Black author Ta-nehisi Coates says that to reference black on black crime is to “stab a man and blame him for bleeding.” Here, Coates implies an imperative point: the myth of black on black crime is to stab a man and ignore the assailant. These myths of black on black crime authors a significant page in a revisionist history that in a few years will tell a story where blacks abducted themselves and merely hitched a ride to the Americas from “friendly” white “settlers” looking to visit indigeous friends.

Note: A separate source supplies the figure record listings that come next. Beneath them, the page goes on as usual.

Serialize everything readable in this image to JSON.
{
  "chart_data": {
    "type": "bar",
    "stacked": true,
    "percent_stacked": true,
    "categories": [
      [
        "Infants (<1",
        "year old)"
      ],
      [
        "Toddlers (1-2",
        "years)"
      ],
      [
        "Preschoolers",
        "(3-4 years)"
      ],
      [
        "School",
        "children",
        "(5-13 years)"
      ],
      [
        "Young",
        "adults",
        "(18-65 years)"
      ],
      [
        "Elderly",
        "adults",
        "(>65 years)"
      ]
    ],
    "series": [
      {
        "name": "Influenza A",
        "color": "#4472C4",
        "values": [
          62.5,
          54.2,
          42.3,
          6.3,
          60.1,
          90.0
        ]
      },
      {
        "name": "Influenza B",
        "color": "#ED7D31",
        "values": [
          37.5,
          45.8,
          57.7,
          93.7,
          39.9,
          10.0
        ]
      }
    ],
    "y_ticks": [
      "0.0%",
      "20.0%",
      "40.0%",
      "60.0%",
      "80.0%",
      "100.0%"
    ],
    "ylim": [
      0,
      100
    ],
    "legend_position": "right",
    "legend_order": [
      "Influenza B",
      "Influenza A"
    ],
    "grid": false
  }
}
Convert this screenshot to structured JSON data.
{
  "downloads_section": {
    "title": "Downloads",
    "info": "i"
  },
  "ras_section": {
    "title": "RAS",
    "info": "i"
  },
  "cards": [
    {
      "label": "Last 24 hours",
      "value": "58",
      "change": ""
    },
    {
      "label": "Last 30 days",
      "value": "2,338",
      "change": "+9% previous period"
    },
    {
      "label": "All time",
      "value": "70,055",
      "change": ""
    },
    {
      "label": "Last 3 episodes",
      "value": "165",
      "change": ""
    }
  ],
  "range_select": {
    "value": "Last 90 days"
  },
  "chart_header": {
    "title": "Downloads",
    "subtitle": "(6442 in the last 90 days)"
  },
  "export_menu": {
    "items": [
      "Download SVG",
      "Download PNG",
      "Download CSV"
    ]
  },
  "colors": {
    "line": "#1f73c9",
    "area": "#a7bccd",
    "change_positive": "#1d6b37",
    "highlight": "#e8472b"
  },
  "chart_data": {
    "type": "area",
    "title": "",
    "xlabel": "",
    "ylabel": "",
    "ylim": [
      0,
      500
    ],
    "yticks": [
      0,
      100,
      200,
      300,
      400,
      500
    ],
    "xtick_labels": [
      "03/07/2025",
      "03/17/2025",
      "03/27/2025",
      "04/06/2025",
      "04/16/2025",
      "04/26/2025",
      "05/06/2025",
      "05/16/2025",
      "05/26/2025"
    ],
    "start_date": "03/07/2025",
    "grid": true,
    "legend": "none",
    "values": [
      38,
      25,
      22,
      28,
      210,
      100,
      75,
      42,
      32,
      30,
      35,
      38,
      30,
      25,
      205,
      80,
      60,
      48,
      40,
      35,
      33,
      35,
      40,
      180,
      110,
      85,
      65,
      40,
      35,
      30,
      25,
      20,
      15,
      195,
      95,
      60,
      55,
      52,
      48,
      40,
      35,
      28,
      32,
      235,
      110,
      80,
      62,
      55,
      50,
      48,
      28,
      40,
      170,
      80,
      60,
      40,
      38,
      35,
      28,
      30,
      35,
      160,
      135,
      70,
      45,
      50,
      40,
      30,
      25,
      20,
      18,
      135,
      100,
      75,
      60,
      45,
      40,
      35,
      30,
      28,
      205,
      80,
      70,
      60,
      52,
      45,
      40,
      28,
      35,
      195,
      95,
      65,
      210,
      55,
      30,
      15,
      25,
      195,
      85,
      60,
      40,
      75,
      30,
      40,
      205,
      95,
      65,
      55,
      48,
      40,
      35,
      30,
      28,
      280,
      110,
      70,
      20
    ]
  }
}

While blacks can certainly enforce and practice anti-blackness, blackness is not the hue of hegemony. Blacks experience a similar deflection with the argument that the blacks on the continent “sold blacks into enslavement,” as if this statement somehow negates the irretrievable damage and inhumanity the transatlantic slave trade. Similarly, the social reproduction of plantation politics in spaces dominated by black bodies does not distort the plantation as honing a traumatic space in the mental and physical black past. Therefore, this post is not to say that we do not have problems. This is to say that we didn’t get here alone. White supremacy informs the issues of the black collective. So it’s not about “blaming the white man for our problems” as the racially confused love to state; it’s about holding the white collective, and all the other colors who benefit from black subjugation, accountable for their deeds.

Furthermore, the implicity accusations of black on black crime in “The Truth about Essence,” delineates the move the African-adjacent need the black collective to take to maintain their societal position. Specifically, “The Truth about Essence” illuminates the truth, or “essence” of the current moment is to maintain division amongst the oppressed–an essence the post betrays through virtually- identified blacks preoccupied with the fruit, not the roots, of a noxious tree.